Reflecting on Your Learning in the Workplace

Decades of evidence have demonstrated that metacognition, or the process of thinking about one’s thinking, is one of the most powerful strategies for improving learning outcomes. Moreover, and perhaps more importantly than just outcome achievement, metacognition plays a critical role in how learners know how to adapt, apply, use, and refine knowledge and skills. This is especially important once learners leave the structure of the classroom and are expected to manage their own learning in complex, dynamic real-world contexts such as the workplace.

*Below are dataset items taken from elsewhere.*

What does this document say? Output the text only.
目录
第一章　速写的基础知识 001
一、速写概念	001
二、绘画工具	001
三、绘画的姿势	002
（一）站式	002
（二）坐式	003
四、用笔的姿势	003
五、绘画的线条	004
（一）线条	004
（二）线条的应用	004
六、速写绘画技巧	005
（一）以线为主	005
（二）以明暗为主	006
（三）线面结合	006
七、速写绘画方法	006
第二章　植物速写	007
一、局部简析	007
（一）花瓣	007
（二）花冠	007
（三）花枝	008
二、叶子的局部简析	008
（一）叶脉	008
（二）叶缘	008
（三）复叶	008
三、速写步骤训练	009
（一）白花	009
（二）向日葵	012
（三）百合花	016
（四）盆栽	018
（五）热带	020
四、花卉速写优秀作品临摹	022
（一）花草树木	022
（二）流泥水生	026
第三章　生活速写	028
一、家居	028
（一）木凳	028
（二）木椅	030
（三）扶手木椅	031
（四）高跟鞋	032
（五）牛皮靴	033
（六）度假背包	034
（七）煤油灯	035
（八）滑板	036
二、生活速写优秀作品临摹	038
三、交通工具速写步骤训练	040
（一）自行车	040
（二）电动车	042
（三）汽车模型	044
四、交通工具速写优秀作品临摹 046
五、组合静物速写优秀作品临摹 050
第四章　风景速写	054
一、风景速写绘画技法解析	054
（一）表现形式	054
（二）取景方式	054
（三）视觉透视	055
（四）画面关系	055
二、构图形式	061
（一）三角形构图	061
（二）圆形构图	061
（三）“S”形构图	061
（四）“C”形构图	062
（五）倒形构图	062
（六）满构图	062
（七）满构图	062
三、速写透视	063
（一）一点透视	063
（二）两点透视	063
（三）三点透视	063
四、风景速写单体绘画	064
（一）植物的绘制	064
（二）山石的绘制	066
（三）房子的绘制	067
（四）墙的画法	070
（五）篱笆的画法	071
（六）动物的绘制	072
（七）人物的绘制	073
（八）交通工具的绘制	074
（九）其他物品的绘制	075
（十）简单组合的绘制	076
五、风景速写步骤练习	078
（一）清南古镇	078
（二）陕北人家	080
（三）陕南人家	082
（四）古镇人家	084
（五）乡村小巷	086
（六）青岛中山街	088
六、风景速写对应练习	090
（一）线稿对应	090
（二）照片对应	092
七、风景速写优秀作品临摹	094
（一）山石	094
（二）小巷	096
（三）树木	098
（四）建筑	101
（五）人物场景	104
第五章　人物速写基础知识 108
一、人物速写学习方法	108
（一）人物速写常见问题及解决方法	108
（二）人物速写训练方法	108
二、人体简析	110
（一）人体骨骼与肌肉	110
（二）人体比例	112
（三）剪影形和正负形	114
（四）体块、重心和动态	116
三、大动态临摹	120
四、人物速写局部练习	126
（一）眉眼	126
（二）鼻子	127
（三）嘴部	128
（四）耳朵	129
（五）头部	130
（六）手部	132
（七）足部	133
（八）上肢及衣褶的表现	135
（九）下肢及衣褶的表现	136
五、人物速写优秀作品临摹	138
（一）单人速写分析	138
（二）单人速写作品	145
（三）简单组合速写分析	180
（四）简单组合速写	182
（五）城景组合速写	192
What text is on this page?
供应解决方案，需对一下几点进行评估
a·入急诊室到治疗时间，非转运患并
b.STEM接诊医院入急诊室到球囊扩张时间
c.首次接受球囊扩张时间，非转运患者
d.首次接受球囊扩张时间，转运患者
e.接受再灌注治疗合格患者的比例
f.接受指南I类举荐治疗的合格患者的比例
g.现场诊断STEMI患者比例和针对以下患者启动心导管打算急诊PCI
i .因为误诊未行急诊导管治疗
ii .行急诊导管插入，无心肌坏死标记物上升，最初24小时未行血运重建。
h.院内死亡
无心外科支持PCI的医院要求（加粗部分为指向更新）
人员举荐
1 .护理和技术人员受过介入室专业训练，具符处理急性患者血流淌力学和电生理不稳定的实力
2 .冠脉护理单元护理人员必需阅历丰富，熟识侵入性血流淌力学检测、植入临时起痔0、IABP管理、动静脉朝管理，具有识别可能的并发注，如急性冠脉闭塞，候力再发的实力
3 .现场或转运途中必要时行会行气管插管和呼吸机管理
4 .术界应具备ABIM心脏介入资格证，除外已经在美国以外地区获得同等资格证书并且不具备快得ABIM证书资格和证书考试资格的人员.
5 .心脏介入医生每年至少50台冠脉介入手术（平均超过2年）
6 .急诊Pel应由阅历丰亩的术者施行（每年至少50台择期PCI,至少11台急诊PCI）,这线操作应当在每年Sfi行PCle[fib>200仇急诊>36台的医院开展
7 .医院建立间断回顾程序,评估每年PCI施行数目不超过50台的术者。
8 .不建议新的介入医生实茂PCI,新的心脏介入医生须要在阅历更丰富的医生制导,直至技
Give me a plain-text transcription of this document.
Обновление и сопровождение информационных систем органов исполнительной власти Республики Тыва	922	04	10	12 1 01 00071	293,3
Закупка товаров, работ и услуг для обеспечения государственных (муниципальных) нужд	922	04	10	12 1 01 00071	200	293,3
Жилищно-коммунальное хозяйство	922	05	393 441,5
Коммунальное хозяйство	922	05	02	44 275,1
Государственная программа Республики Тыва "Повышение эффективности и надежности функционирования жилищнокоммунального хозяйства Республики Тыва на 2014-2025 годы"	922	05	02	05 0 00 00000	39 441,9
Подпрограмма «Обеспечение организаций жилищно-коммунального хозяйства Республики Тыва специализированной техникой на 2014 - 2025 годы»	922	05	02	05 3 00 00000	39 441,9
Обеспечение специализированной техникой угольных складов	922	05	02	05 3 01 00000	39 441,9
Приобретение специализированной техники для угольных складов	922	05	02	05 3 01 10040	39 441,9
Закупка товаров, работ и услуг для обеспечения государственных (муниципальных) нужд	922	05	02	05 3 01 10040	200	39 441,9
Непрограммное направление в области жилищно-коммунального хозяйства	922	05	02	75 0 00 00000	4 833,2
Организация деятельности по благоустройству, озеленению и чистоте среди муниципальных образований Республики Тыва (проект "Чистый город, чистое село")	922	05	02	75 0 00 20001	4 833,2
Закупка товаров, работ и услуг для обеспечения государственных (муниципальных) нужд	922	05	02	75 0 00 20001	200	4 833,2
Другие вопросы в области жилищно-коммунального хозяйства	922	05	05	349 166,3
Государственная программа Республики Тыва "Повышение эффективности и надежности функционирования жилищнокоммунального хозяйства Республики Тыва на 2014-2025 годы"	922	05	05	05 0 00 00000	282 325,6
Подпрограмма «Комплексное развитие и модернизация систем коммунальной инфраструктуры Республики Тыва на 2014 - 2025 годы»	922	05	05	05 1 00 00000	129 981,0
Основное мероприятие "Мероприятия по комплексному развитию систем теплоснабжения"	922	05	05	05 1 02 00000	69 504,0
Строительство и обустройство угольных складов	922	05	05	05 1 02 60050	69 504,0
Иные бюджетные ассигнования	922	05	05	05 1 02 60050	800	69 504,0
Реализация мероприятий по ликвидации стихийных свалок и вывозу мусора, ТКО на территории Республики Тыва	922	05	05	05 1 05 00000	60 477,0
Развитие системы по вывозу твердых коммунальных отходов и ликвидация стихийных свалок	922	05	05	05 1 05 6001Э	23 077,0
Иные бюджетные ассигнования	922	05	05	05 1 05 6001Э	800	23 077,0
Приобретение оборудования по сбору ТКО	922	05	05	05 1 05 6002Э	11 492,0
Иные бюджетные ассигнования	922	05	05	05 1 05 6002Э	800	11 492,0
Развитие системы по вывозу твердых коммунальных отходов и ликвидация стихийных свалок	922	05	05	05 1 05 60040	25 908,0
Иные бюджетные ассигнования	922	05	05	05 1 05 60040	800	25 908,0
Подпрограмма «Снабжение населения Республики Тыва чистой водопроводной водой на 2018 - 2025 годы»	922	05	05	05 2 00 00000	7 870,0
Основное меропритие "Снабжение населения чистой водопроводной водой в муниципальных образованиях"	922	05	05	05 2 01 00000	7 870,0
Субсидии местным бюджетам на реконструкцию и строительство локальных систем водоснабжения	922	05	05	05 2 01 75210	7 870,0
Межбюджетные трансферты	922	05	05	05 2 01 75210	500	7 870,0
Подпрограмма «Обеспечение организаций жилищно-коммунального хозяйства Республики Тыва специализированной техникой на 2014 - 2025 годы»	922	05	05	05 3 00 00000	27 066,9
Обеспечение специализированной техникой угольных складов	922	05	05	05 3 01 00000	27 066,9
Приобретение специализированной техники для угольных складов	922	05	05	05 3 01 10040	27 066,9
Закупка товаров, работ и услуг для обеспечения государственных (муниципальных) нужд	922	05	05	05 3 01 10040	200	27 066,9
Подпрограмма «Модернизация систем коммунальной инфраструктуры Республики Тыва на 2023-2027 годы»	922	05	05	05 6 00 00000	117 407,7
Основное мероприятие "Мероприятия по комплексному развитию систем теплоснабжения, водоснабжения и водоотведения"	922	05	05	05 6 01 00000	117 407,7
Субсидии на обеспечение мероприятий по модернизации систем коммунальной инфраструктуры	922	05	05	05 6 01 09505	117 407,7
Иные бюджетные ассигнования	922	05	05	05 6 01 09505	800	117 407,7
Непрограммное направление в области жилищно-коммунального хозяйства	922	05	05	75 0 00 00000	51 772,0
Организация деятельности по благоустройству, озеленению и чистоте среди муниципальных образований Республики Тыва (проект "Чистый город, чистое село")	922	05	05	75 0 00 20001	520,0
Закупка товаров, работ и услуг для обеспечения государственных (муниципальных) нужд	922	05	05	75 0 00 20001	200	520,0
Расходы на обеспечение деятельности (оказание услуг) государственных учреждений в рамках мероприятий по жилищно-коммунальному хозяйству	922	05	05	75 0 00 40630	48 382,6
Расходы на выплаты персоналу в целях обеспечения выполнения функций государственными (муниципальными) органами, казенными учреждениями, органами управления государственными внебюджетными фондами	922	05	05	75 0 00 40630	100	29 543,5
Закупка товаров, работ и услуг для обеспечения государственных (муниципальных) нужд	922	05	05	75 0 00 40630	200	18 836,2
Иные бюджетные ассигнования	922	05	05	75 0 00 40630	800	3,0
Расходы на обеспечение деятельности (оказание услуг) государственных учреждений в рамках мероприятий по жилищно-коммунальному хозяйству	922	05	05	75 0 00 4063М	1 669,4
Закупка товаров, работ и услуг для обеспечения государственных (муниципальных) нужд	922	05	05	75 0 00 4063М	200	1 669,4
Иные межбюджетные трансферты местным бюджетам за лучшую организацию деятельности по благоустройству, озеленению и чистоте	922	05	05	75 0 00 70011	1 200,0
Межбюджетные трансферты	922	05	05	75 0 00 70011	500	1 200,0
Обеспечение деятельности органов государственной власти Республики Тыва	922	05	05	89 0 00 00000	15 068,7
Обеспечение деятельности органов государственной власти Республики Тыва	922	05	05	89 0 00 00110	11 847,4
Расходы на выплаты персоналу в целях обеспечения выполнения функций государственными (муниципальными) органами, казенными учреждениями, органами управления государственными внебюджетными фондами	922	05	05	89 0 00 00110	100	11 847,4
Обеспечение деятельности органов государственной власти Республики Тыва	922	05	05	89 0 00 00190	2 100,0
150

The Next Level Lab developed the Reflecting on Your Learning in the Workplace toolkit to help workers exercise contextualized agency, such that they can actively manage and modify features of their contexts to support their best learning and work performance. It has been designed for young people in an internship program, but it could be adapted for other workplace learning contexts, such as an apprenticeship, an ongoing professional development setting, or other on-the-job settings where it would be helpful to have dedicated space for workers to reflect on their learning.

The toolkit’s learner survey focuses on metacognitive prompts that invite learners to 1) reflect on how their physical, social, and cognitive contexts interact with their learning and performance, and 2) use these reflections to think strategically about how they can modify these contexts to improve their learning and performance in the future. It works best when it is used multiple times over the course of a learning experience – for instance, an eight-week summer internship program might choose to have interns complete the survey on a weekly or biweekly basis.

The supervisor checklist at the end of this document is meant to be used in conjunction with the learner survey tool. It asks supervisors to evaluate their intern’s performance at the beginning and end of the program. This provides a means of assessing whether a supervisor has observed any changes in their interns related to dimensions of contextualized agency over the course of the program.